Exploring the Depiction of Women in Bengal in the Novels of Sarat Chandra Chatterjee: Patriarchy in Bengali Society
DOI:
https://doi.org/10.46809/jcsll.v4i6.235Keywords:
Patriarchal Society, Realism, Widow Remarriage, Child-Marriage, VictimizedAbstract
Sarat Chandra Chatterjee has portrayed female characters from southern Bengal who struggle in a conservative patriarchal society. His female characters are in the interposed stage of decomposing feudalism and initial industrialization. He delineates boldly the pain and torment of lower-middle class women.

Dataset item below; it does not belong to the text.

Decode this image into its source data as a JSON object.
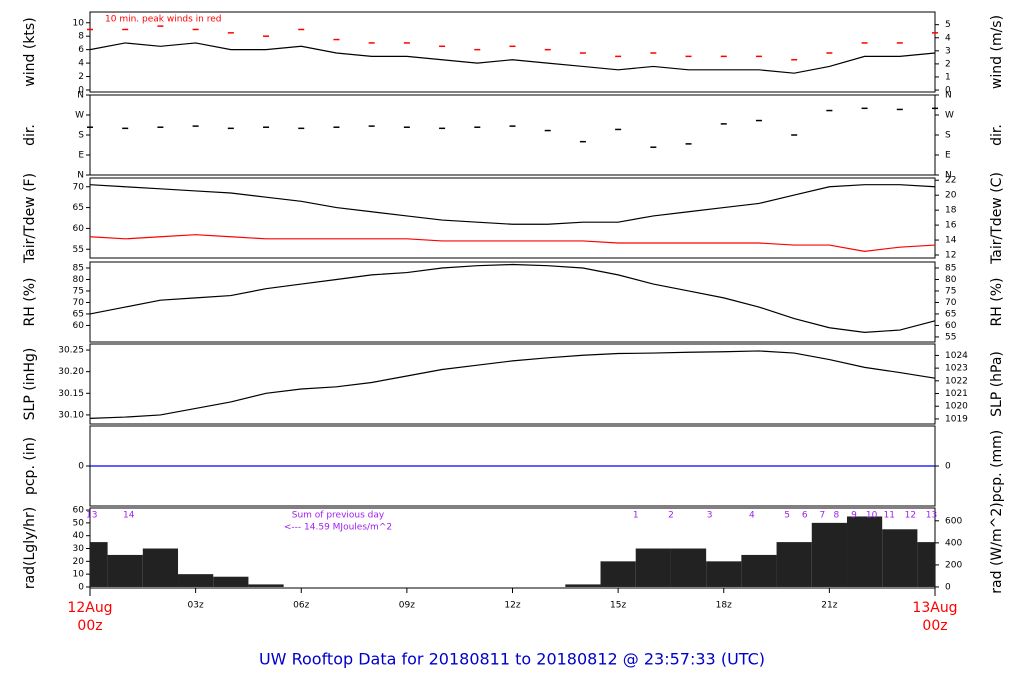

Sarat demonstrates many widows as “fallen women” in Srikant and Charitrahin which projects their space as a reinforcement of purity amidst a grovelling atmosphere of general dirt. The women must have purity, virtue and integrity otherwise they become victimized by the conservative patriarchal society. Most of his women characters share an extraneous relationship with society. Sarat demonstrates the complex conundrums of widows’ sufferings, child-marriage, disease, poverty, public bias and fallen women’s victimization which focused his perception of social realism. He also satirically represents the prevalent system of child-marriage and dowry which has infested the so-called modern society asserts to bring the estimation of women at par with that of men.